Flesh-eating bacteria that resulted in amputation reveals deadlier new strain

Flesh-eating bacteria that resulted in amputation reveals deadlier new strain

Multiple strains of bacteria can combine to create a potentially deadly flesh-eating infection, according to a newly published case by researchers.

When a patient arrived at a hospital with necrotizing fasciitis, a flesh-eating infection, doctors did not know that the infection in question compromised multiple strains of bacteria. To save the patient’s life, doctors had to perform a quadruple amputation.

The case, detailed in a study published in the Proceedings of the National Academy of Sciences Monday, explains the rapid progression of the patient’s infection. The study’s findings could have implications for the general public.

(MORE: Woman’s blood literally turns blue from common pain medication)

Necrotizing fasciitis is serious, according to the Centers for Disease Control and Infection, with one out of three people dying from the infection, even with treatment.
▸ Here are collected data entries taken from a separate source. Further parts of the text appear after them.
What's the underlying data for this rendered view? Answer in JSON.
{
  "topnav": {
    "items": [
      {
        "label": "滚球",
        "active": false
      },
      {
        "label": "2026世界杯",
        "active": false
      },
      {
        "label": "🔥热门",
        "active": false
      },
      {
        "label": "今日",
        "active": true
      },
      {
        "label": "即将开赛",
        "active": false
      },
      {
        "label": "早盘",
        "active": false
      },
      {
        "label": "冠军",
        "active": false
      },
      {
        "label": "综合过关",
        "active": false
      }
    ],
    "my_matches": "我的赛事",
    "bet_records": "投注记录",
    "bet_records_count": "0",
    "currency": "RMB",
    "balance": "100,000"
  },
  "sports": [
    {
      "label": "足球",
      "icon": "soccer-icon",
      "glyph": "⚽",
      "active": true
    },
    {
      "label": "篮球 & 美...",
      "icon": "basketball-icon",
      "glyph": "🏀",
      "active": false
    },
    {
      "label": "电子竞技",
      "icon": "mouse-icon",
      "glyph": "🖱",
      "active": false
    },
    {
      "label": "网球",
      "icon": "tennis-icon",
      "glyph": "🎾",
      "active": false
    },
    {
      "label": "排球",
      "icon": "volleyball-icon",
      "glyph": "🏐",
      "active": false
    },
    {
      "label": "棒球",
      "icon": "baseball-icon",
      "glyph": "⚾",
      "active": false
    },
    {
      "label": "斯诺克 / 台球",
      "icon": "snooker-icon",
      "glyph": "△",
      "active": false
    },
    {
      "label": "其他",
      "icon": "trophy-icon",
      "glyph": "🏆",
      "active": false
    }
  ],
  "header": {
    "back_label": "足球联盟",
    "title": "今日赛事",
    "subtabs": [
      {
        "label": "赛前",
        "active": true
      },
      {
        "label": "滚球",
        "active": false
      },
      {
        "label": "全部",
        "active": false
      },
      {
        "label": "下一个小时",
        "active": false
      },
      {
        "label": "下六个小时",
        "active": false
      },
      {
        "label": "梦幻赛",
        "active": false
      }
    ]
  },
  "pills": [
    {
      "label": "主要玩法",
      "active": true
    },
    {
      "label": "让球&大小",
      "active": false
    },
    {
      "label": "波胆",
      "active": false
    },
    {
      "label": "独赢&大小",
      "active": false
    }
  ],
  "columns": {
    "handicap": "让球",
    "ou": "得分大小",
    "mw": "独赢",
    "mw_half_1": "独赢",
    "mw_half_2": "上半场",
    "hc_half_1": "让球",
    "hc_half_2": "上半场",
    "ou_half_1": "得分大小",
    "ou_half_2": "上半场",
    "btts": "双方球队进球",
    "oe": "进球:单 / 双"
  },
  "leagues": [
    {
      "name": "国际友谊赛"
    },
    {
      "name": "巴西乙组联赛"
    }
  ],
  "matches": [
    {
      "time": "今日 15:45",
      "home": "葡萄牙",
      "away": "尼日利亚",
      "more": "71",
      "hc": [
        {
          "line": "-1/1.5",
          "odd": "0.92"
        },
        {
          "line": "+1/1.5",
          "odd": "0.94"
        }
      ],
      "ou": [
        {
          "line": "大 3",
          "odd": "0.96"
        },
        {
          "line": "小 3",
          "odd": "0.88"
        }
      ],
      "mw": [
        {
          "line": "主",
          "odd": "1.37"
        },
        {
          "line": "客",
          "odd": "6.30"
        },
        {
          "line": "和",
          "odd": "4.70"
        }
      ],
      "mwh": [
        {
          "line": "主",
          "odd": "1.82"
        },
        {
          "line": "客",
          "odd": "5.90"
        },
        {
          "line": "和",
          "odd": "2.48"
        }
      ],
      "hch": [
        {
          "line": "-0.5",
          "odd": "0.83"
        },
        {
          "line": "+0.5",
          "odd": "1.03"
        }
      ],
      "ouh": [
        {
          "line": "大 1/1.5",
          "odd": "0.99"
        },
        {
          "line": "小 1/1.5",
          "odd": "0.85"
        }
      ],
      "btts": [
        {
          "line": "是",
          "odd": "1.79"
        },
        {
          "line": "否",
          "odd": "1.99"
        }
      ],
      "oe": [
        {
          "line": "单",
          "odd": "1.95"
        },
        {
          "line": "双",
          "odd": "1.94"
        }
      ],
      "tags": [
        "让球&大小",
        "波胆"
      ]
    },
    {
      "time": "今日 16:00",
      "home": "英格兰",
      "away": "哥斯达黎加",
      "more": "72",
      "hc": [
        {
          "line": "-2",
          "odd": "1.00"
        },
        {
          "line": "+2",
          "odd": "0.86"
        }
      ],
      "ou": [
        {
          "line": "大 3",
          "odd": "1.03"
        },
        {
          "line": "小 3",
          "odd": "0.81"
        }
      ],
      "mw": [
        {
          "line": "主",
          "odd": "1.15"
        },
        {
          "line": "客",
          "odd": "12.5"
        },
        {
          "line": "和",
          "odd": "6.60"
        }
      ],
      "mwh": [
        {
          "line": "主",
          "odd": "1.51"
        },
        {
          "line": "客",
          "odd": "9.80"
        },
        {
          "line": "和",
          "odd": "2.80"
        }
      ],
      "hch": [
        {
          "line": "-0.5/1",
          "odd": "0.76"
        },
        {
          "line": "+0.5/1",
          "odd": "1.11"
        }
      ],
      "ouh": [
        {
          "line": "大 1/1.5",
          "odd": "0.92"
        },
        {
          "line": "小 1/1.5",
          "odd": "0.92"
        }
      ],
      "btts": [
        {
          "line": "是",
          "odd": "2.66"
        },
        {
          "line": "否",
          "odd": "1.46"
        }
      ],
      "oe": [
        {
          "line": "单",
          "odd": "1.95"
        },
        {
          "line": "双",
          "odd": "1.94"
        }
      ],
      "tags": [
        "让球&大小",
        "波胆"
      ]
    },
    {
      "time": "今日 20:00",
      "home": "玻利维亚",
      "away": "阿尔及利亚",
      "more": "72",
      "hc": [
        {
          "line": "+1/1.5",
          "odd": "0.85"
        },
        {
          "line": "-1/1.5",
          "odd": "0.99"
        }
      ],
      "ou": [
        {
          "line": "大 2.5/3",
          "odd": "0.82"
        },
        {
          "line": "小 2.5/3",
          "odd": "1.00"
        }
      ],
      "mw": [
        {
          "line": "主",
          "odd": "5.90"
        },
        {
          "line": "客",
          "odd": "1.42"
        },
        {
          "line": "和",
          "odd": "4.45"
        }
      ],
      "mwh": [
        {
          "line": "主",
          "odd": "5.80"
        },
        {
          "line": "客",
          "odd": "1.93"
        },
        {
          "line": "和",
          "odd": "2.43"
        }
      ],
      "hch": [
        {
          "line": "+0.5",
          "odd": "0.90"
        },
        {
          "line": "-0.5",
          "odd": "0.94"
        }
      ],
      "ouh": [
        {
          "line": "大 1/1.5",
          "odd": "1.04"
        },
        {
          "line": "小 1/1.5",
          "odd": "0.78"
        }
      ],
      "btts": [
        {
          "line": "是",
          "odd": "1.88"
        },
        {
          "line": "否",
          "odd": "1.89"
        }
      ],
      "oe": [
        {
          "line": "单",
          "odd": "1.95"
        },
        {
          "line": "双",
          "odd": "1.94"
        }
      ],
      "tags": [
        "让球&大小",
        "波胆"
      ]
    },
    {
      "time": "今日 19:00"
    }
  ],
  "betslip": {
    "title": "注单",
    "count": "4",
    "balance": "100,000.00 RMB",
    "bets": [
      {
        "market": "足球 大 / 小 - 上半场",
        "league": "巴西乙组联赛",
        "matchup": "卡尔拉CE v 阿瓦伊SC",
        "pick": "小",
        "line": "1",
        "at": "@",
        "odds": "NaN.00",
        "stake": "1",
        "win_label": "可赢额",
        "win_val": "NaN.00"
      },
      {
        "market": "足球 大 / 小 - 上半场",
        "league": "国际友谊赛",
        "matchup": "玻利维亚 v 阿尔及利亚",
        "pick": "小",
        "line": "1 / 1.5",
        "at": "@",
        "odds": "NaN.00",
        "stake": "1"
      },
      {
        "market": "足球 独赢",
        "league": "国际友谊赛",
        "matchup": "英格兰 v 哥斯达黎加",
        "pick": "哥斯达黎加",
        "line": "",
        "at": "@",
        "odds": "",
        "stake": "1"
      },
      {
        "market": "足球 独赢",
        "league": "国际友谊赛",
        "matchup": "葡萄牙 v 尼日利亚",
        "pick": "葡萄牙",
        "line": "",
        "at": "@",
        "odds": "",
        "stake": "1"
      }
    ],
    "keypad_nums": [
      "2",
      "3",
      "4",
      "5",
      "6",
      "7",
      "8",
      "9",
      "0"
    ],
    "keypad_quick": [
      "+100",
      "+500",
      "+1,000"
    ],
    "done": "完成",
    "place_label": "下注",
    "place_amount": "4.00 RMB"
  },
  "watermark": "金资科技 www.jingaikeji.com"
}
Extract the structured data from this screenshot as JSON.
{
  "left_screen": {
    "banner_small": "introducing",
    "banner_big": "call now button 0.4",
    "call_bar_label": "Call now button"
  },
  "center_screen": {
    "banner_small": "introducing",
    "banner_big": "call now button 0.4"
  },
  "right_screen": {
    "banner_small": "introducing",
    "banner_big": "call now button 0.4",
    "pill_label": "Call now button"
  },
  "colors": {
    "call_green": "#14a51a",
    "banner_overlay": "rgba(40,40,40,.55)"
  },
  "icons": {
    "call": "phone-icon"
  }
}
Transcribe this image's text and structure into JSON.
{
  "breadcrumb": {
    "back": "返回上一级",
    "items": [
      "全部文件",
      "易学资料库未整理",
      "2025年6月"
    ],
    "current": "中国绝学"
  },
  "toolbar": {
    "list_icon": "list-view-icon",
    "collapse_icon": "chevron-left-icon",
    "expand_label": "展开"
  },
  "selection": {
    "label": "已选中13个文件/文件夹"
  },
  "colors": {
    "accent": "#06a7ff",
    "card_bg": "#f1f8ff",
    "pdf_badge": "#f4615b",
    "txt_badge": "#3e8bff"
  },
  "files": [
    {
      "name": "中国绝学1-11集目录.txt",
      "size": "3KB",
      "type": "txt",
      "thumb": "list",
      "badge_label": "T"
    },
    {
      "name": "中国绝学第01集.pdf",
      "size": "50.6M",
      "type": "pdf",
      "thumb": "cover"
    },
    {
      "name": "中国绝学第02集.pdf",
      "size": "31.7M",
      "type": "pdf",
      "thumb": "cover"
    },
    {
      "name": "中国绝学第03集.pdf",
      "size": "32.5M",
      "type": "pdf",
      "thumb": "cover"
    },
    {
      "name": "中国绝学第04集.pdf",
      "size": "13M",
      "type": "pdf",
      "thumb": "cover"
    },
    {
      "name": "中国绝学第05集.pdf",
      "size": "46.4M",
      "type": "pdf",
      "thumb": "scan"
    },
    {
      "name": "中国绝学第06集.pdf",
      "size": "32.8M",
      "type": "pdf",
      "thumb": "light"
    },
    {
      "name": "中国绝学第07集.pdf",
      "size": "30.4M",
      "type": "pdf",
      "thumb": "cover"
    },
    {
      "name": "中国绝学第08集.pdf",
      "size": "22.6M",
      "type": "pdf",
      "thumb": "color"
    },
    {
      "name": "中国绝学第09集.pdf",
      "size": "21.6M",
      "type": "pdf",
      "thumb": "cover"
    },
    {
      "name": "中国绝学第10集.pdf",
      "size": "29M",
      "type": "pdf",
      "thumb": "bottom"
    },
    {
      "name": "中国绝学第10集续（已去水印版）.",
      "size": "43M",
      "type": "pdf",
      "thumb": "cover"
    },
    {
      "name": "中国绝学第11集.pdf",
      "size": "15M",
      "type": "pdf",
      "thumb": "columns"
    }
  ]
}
“Initially, nobody really knew that there were different strains of the bacteria,” explained Ashok Chopra, co-author of the study and a microbiologist at the University of Texas Medical Branch.

Uraiwon Samatiwat/Eyeem via Getty Images, FILE

In this undated file photo, a scientist looks through a microscope.

Based on a reliable test, everyone presumed there was one bacteria involved.

“When we started doing further investigation, we found that there were different strains,” Chopra said.

It’s an important distinction, since different strains of bacteria can have different antibiotic-resistant patterns. One strain could be sensitive to certain antibiotics, while another strain is not, meaning that the resistant strain could continue to multiply and cause disease.

(MORE: Doctors explain how patient died from fecal transplant)

To treat multiple strains and administer the best possible treatment to patients, researchers need better diagnostic tools. Traditional diagnostic techniques could take anywhere from 24 to 48 hours before doctors know exactly what kind of infection they’re dealing with, Chopra explained.

If that diagnostic period, including differentiating between strains, was reduced to three or four hours, it would be a game-changer.

“I think we could save many more lives if we know exactly what kind of a treatment has to be given,” Chopra said.